Once I was roaming the Visual C++ forum (again), I had to face the fact that bitwise operations, and binary in general, are rarely in beginner's common sense. After having pained my fingers to write a very long answer to that innocent person, it became obvious that I had to share this obfuscated knowledge with the community through this article.

This is obviously a beginners article, but if you want to get deeper knowledge about the C/C++ bitwise operators cover, you can read the very complete article, An introduction to bitwise operators by PJ Arends. You can also go into a very complex (but effective) analysis of bit hacking with the article, Bit Twiddling Hacks By Sean Eron Anderson.

I'm going to present in the most complete way that I can about what we can do with bitwise operators, flags and all that binary stuff.

The Facts

One of the places where we most find the use for this is certainly when a library provides a set of enumerations and when functions use DWORD as a flags container.
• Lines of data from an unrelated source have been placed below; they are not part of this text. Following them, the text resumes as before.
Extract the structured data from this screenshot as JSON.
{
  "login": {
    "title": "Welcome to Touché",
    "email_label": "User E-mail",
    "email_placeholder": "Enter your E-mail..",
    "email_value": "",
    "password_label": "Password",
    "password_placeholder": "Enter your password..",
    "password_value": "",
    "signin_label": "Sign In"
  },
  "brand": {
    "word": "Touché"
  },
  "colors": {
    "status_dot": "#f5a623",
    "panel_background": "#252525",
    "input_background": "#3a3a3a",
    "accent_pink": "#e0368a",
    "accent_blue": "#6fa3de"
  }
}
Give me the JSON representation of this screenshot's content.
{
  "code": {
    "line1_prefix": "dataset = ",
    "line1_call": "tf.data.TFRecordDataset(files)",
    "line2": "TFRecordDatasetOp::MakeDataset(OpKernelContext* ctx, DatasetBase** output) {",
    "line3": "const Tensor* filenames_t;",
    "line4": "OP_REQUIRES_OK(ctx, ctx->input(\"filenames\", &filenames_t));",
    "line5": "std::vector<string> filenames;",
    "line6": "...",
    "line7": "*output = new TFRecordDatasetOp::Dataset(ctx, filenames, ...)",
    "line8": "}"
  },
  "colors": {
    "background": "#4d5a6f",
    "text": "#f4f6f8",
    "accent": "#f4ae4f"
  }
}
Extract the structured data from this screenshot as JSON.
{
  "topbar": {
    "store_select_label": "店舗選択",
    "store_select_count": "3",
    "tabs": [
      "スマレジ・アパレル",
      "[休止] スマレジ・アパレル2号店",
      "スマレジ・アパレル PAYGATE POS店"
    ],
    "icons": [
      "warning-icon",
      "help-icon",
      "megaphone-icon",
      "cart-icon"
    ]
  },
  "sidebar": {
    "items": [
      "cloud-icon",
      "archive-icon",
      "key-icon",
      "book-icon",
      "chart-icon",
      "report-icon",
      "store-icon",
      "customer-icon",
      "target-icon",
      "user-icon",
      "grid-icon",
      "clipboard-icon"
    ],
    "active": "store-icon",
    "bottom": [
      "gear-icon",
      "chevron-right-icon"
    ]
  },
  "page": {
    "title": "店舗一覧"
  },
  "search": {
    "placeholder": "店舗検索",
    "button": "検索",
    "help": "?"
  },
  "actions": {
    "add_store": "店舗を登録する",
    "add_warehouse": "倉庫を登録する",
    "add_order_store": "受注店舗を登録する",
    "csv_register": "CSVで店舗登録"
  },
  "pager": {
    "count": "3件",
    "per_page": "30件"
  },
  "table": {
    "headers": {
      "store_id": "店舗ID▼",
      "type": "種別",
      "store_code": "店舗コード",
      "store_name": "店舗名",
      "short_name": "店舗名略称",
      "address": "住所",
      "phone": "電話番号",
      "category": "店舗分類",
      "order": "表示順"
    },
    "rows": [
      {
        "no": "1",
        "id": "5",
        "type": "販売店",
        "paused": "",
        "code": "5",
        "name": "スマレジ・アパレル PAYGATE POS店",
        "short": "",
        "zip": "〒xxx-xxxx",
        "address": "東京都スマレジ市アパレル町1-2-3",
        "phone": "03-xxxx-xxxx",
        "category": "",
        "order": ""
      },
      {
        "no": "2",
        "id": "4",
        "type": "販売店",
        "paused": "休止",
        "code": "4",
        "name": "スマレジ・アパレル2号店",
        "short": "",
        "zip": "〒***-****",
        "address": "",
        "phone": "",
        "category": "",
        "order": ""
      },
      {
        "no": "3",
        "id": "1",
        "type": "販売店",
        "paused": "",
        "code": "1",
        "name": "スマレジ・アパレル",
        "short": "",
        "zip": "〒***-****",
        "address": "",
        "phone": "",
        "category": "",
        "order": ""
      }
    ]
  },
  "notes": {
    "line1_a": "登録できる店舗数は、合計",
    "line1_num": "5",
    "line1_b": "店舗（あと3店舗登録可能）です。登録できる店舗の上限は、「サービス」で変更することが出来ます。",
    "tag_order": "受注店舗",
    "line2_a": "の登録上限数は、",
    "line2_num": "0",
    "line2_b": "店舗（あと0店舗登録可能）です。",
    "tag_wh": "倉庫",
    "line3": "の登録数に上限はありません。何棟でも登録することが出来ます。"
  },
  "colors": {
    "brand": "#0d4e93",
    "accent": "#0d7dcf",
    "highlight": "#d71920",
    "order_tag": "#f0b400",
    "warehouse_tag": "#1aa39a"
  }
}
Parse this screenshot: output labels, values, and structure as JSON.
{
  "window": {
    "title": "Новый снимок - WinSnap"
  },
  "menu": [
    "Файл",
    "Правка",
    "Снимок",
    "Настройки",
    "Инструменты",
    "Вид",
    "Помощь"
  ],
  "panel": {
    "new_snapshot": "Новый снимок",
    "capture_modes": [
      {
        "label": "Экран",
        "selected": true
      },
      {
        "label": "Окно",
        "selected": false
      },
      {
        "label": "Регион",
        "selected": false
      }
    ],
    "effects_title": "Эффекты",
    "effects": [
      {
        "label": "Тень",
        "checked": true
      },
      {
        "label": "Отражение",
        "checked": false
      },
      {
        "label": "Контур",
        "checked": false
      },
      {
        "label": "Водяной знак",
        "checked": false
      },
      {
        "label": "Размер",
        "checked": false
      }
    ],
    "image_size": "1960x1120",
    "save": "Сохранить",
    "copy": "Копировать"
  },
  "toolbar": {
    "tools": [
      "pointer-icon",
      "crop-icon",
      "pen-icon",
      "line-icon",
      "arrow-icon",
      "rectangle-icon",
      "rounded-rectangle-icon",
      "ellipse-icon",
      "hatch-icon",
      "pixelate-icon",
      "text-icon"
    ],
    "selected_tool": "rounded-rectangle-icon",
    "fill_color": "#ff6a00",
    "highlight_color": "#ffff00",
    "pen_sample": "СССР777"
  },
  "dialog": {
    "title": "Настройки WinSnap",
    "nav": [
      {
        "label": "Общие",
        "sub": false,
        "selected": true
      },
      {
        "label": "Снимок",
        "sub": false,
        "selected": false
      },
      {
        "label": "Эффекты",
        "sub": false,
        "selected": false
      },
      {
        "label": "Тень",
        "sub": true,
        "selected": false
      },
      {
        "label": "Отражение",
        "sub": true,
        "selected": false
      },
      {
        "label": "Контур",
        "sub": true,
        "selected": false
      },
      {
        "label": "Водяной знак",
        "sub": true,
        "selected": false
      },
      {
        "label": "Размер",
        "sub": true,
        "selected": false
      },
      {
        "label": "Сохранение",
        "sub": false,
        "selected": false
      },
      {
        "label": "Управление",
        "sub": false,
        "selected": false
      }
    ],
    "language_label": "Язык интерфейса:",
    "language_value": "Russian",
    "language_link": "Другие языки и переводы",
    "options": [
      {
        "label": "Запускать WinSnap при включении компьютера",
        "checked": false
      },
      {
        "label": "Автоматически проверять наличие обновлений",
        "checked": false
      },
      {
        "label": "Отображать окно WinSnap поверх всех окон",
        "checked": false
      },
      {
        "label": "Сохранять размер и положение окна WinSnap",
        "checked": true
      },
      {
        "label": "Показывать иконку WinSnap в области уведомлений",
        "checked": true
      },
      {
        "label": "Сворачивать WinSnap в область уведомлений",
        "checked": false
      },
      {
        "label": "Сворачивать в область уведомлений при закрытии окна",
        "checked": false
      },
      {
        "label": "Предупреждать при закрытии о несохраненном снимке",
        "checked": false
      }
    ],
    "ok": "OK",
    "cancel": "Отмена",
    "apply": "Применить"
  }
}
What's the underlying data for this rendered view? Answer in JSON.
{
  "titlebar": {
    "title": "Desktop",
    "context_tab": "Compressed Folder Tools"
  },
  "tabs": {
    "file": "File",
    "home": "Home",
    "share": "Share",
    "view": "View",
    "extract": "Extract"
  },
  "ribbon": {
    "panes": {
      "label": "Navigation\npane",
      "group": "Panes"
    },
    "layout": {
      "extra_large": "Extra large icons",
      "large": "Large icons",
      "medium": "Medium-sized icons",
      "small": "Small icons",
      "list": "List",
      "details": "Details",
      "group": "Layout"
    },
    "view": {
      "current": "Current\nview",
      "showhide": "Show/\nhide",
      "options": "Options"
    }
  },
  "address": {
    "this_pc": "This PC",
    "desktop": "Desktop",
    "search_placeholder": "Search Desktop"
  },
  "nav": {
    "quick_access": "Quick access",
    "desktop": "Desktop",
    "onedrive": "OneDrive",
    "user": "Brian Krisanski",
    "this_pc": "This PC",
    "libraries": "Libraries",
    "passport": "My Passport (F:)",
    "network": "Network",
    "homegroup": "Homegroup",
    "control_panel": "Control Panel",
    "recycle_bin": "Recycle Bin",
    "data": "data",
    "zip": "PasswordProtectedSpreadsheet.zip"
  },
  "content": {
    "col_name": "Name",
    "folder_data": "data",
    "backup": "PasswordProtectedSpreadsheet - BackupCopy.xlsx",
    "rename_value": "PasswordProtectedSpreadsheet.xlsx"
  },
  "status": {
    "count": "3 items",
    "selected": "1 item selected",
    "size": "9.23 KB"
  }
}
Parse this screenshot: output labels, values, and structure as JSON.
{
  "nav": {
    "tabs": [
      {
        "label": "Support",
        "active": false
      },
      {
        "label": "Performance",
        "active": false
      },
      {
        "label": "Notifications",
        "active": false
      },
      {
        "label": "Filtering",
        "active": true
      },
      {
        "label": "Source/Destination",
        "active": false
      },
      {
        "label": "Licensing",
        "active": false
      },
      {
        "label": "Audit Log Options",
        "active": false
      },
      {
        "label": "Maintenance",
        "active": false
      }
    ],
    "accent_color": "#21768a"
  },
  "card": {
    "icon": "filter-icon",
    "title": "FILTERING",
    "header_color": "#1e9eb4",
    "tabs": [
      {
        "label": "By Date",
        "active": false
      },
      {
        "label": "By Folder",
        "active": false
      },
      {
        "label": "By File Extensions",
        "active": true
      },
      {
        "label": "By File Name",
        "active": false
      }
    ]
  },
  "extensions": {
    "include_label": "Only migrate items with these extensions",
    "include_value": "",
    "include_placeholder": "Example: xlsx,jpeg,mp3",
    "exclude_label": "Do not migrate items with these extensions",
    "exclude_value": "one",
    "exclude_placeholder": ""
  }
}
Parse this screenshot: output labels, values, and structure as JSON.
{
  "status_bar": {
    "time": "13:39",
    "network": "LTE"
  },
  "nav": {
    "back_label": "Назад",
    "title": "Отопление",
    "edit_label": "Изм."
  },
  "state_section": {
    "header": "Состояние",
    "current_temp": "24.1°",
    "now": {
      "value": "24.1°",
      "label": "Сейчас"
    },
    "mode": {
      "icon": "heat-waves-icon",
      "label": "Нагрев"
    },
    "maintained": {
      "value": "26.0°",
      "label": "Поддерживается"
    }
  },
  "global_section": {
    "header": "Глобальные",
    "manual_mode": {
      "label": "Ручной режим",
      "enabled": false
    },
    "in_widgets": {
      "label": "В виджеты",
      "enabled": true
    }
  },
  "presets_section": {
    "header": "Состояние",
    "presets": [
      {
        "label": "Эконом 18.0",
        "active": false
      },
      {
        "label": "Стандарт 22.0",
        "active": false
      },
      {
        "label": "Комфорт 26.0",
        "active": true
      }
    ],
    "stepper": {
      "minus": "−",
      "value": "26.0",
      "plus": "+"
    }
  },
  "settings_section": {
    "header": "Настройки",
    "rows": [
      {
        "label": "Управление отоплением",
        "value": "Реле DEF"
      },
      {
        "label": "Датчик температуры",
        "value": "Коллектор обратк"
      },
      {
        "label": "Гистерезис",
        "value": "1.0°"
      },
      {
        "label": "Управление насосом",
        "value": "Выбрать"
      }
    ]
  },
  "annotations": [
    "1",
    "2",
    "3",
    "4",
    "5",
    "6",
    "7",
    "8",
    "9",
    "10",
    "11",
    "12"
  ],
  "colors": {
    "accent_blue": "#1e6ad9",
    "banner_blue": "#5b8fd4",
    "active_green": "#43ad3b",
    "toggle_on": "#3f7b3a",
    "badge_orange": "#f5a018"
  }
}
Let's take for that article the example of an enum which defines some styles:

enum {
    STYLE1 =   1,
    STYLE2 =   2,
    STYLE3 =   4,
    STYLE4 =   8,
    STYLE5 =  16,
    STYLE6 =  32,
    STYLE7 =  64,
    STYLE8 = 128
};
OR
enum {
    STYLE1 = 0x1,
    STYLE2 = 0x2,
    STYLE3 = 0x4,
    STYLE4 = 0x8,
    STYLE5 = 0x10,
    STYLE6 = 0x20,
    STYLE7 = 0x40,
    STYLE8 = 0x80
};

As we can see, these constants are all powers of 2. To understand why these constants are chosen, we must go in binary representation:

   1 -> 0b 00000000 00000000 00000000 00000001
   2 -> 0b 00000000 00000000 00000000 00000010
   4 -> 0b 00000000 00000000 00000000 00000100
   8 -> 0b 00000000 00000000 00000000 00001000
  16 -> 0b 00000000 00000000 00000000 00010000
  32 -> 0b 00000000 00000000 00000000 00100000
  64 -> 0b 00000000 00000000 00000000 01000000
 128 -> 0b 00000000 00000000 00000000 10000000

Notice that for all of these values, only one bit is set at a time, all the others are equal to 0. You now can see a high level of interest appearing in this, which is that each bit is used as a flag for a functionality (here, each bit represents a style). We can now imagine a way to mix the flags together in one variable, to avoid using as many booleans as we need flags. Consider the following example :

 0b 00000000 00000000 00000000 00100101

 Flags of Style1, Style3 and Style6 are set

The Main Operators

We face a problem now. C++ doesn't handle binary directly. We have to use bitwise operators instead. There are 3 atomic bitwise operators to know, presented by ascending order of priority : OR (|), AND (&) and NOT (~). Here are their behaviors:

  x y   |        x y   &        x   ~
 ---------      ---------      -------
  0 0   0        0 0   0        0   1
  0 1   1        0 1   0        1   0
  1 0   1        1 0   0
  1 1   1        1 1   1

Knowing this, we can use these operators to build some mixes such as the ones presented above.
In the case of the instruction STYLE1 | STYLE3 | STYLE6, we OR the constants like this:

 0b 00000000 00000000 00000000 00000001     <- STYLE1
 0b 00000000 00000000 00000000 00000100     <- STYLE3
 0b 00000000 00000000 00000000 00100000     <- STYLE6
-----------------------------------------------
 0b 00000000 00000000 00000000 00100101     <- STYLE1 | STYLE3 | STYLE6

We can see that the bitwise OR operator is pretty much like the addition (+) operator. However, you have to be very careful if you wished to use + instead or |. The reason is simple: adding 1 + 1 resolves into 0 (plus one carry over 1). You won't see any problem if all the constants are strictly different though, but I won't go deeper as it is a bad practice to use other than bitwise operators when processing binary operations.

DWORD in Action

Commonly, such mixes stick to the DWORD type. However, this is not a must as we can do this with any integer types (char, short, int, long...). A DWORD is an unsigned 32 bits integer (like those used in the binary representations of this article). Let's imagine the case when we have such a DWORD constructed in a function, and passed to another in parameter. How can the called function know which bits are set, and which are not? Easy... Follow me!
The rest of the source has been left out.